Worse for Setchell, she then canvassed the idea of returning to her old job at the Ministry of Agriculture and Forestry. Minister Jim Anderton said he would be "uncomfortable" with that and another departmental door was slammed in her face.

The Hunn report, which investigated the affair, found top public servants and ministers were colluding over who could and could not be hired as spin doctors.

For the past decade, public service communications roles have been anything but neutral. Ministerial and departmental communications people have become highly partisan mouthpieces for their bosses. Their role is to put the best possible gloss on anything the Government does and combat negative publicity generated by the Opposition and interest groups.

It's no accident that the number of press officers, communications advisers, and public relations consultants who work for the Government far outweighs the number of journalists in the country.

Back in the 90s Helen Clark learned quickly from Tony Blair's juggernaut of a prime ministerial media machine that the best way to stay in power was to ensure there was a tightly managed communications strategy flowing out of all of Government, exclusively designed to show her administration in the best possible light.

Her own staff co-ordinate not only all the press secretaries in the Beehive but manage the strategy for virtually every word that comes out of every department and agency of state.

The ministerial "No Surprises" policy ensures Government organisations give early warning of any nasty problem and the Beehive equivalent of a Swat team of spin doctors is assembled to contain the situation. Inter-departmental committees work below the surface coordinating the release of inform- ation to paint the Government in the best possible light. If the Opposition scores a hit and the Government is taking a battering on one front, it can drop some good news on an unrelated issue to take the heat off.

Also, it coordinates multi-million-dollar departmental publicity campaigns to portray the Government as taking action on virtually any issue worrying voters. Curiously, every election year, these advertising campaigns seem to increase.

If the public is concerned about health issues, the relevant department runs a "public education" campaign about the wonderful advances being made in the health sector.

Worried about your retirement? If the Government's constant polling picks up your concern you bet there will be a campaign to explain to you the glories of the KiwiSaver scheme and how you can benefit from it.

Under pressure from increased mortgage rates, married couples are worrying about how one partner can take time out of work to raise children. So the Government has a nifty early childhood education publicity campaign up its sleeve so it can demonstrate to struggling parents that not only can they offload the kids for several more hours a week but the little ankle-biters might even learn something while the parents are generating desperately needed cash for the household.

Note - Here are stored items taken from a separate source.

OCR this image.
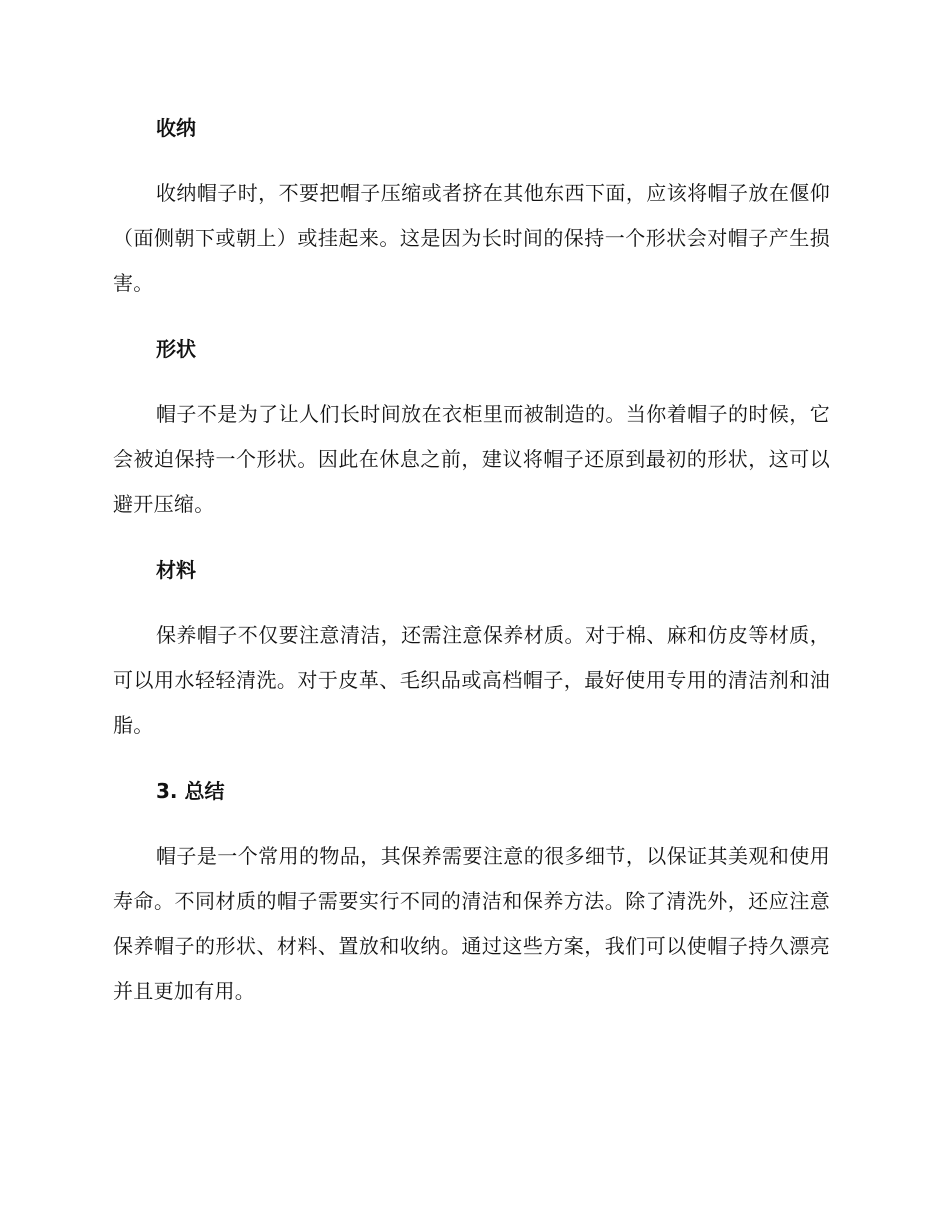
收纳

收纳帽子时，不要把帽子压缩或者挤在其他东西下面，应该将帽子放在偃仰（面侧朝下或朝上）或挂起来。这是因为长时间的保持一个形状会对帽子产生损害。

形状

帽子不是为了让人们长时间放在衣柜里而被制造的。当你着帽子的时候，它会被迫保持一个形状。因此在休息之前，建议将帽子还原到最初的形状，这可以避开压缩。

材料

保养帽子不仅要注意清洁，还需注意保养材质。对于棉、麻和仿皮等材质，可以用水轻轻清洗。对于皮革、毛织品或高档帽子，最好使用专用的清洁剂和油脂。

3. 总结

帽子是一个常用的物品，其保养需要注意的很多细节，以保证其美观和使用寿命。不同材质的帽子需要实行不同的清洁和保养方法。除了清洗外，还应注意保养帽子的形状、材料、置放和收纳。通过这些方案，我们可以使帽子持久漂亮并且更加有用。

That does tend to make a mockery of the Electoral Finance Bill, which will severely restrict spending by Government critics in an election year while allowing Government departments a virtual free hand.

As long as a "public eduction" campaign doesn't blatantly say "Vote Labour" the chances are the Auditor-General will okay the department's publicity spending as non-political.

Isn't it nice how we give the Government hundreds of millions of tax dollars so it can hire publicists to tell us how well it is doing?